Lawsuit alleges San Jose license plate readers violate privacy rights
Speed safety cameras have been installed at high-risk locations in San Jose. Photo courtesy of the San Jose Department of Transportation.

A new lawsuit by local advocacy groups alleges San Jose’s use of data collected by automated license plate readers deployed around town violates drivers’ privacy rights

The lawsuit, filed Tuesday in Santa Clara County Superior Court, takes aim at the city’s practice of allowing the San Jose Police Department to search a vast database of license plate and vehicle images without a warrant. The plaintiffs warn the data — which is used to aid police investigations and can be stored for up to a year — could be used to track drivers’ movements throughout San Jose. In their legal complaint, plaintiffs allege this violates the California Constitution ban on unreasonable searches, as well as its guarantee of privacy rights.

“Normally, that kind of location information is protected and requires that a government who wants to access that information obtain a warrant,” Nick Hidalgo, a staff attorney with the American Civil Liberties Union (ACLU) of Northern California, said. “But here, San Jose accesses all of that information, many, many times a month, and it does so without a warrant.”

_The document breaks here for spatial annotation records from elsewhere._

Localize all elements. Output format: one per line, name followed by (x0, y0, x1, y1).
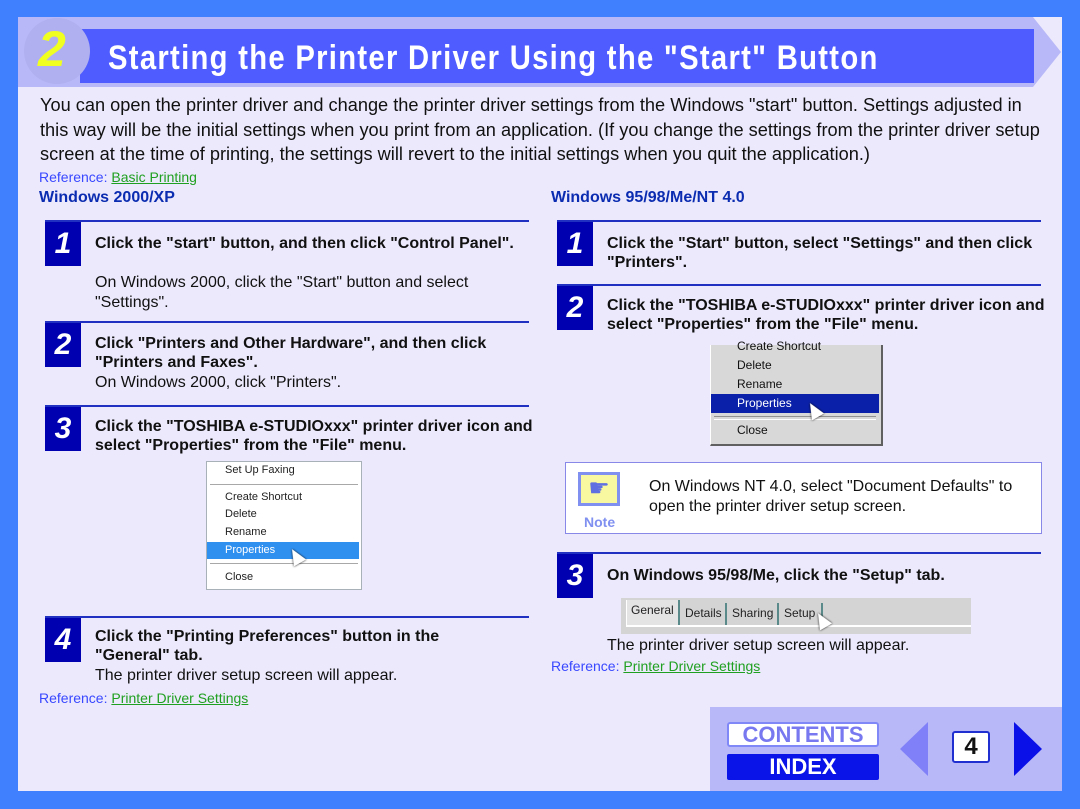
tab-general[interactable]: General (626, 600, 680, 626)
printer-properties-tabs-screenshot: General Details Sharing Setup (621, 598, 971, 634)
step-note: On Windows 2000, click the "Start" butto… (95, 274, 469, 311)
menu-item-delete[interactable]: Delete (711, 356, 879, 375)
previous-page-arrow-icon[interactable] (900, 722, 928, 776)
step-note: On Windows 2000, click "Printers". (95, 374, 342, 391)
win98-file-menu-screenshot: Create Shortcut Delete Rename Properties… (710, 339, 883, 446)
reference-label: Reference: (39, 169, 112, 185)
menu-item-rename[interactable]: Rename (711, 375, 879, 394)
right-reference: Reference: Printer Driver Settings (551, 658, 760, 674)
basic-printing-link[interactable]: Basic Printing (111, 169, 197, 185)
note-label: Note (584, 514, 616, 530)
step-number: 3 (45, 407, 81, 451)
next-page-arrow-icon[interactable] (1014, 722, 1042, 776)
step-instruction: Click the "Printing Preferences" button … (95, 628, 440, 664)
menu-item-set-up-faxing[interactable]: Set Up Faxing (207, 462, 359, 479)
index-button[interactable]: INDEX (727, 754, 879, 780)
step-instruction: Click the "Start" button, select "Settin… (607, 235, 1033, 271)
heading-windows-2000-xp: Windows 2000/XP (39, 189, 175, 206)
menu-item-rename[interactable]: Rename (207, 524, 359, 541)
page-number: 4 (952, 731, 990, 763)
reference-label: Reference: (39, 690, 112, 706)
menu-item-close[interactable]: Close (711, 421, 879, 440)
menu-item-create-shortcut[interactable]: Create Shortcut (207, 489, 359, 506)
menu-item-close[interactable]: Close (207, 569, 359, 586)
left-reference: Reference: Printer Driver Settings (39, 690, 248, 706)
page: 2 Starting the Printer Driver Using the … (18, 17, 1062, 791)
step-number: 3 (557, 554, 593, 598)
step-number: 1 (557, 222, 593, 266)
step-instruction: Click the "TOSHIBA e-STUDIOxxx" printer … (607, 297, 1045, 333)
intro-paragraph: You can open the printer driver and chan… (40, 95, 1040, 164)
step-instruction: On Windows 95/98/Me, click the "Setup" t… (607, 567, 945, 584)
tab-sharing[interactable]: Sharing (728, 603, 779, 625)
menu-item-delete[interactable]: Delete (207, 506, 359, 523)
section-number: 2 (38, 21, 66, 77)
note-box: ☛ Note On Windows NT 4.0, select "Docume… (565, 462, 1042, 534)
step-number: 4 (45, 618, 81, 662)
step-number: 1 (45, 222, 81, 266)
step-note: The printer driver setup screen will app… (607, 637, 910, 654)
pointing-hand-icon: ☛ (578, 472, 620, 506)
step-note: The printer driver setup screen will app… (95, 667, 398, 684)
printer-driver-settings-link[interactable]: Printer Driver Settings (623, 658, 760, 674)
navigation-panel: CONTENTS INDEX 4 (710, 707, 1062, 791)
contents-button[interactable]: CONTENTS (727, 722, 879, 747)
tab-details[interactable]: Details (681, 603, 727, 625)
menu-item-properties[interactable]: Properties (207, 542, 359, 559)
step-instruction: Click the "start" button, and then click… (95, 235, 514, 252)
printer-driver-settings-link[interactable]: Printer Driver Settings (111, 690, 248, 706)
note-text: On Windows NT 4.0, select "Document Defa… (649, 478, 1013, 515)
heading-windows-95-98-me-nt: Windows 95/98/Me/NT 4.0 (551, 189, 745, 206)
page-title: Starting the Printer Driver Using the "S… (108, 39, 879, 77)
menu-item-properties[interactable]: Properties (711, 394, 879, 413)
step-instruction: Click "Printers and Other Hardware", and… (95, 335, 487, 371)
step-number: 2 (45, 323, 81, 367)
xp-file-menu-screenshot: Set Up Faxing Create Shortcut Delete Ren… (206, 461, 362, 590)
title-arrow-decoration (1033, 17, 1061, 87)
reference-basic-printing: Reference: Basic Printing (39, 169, 197, 185)
step-number: 2 (557, 286, 593, 330)
step-instruction: Click the "TOSHIBA e-STUDIOxxx" printer … (95, 418, 533, 454)
menu-item-create-shortcut[interactable]: Create Shortcut (711, 337, 879, 356)
reference-label: Reference: (551, 658, 624, 674)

The ACLU is partnering with the Electronic Frontier Foundation to bring the case, which names San Jose, Mayor Matt Mahan and Police Chief Paul Joseph as defendants. The civil liberties organizations filed the lawsuit on behalf of two nonprofit groups — Services, Immigrant Rights and Education Network and the Council on American-Islamic Relations. Both have offices in the South Bay.

Automated license plate readers are an incredibly invasive mass dragnet surveillance tool,” Hidalgo told San José Spotlight. “Just for this information to be collected and compiled — it is causing people to fear that they are being tracked and monitored everywhere.”

Numerous police departments across California have been granted access to San Jose’s database, including neighboring cities Campbell, Gilroy and Milpitas. Plaintiffs are asking the court to restrict access to the data by requiring law enforcement agencies to first obtain a warrant before conducting a search.

San José Spotlight reached out to the mayor’s office, the San Jose Police Department and the City Attorney’s Office. All declined to comment on the pending litigation. However, Assistant City Attorney Kevin Fisher defended San Jose’s data privacy policies used to manage access to the license plate information.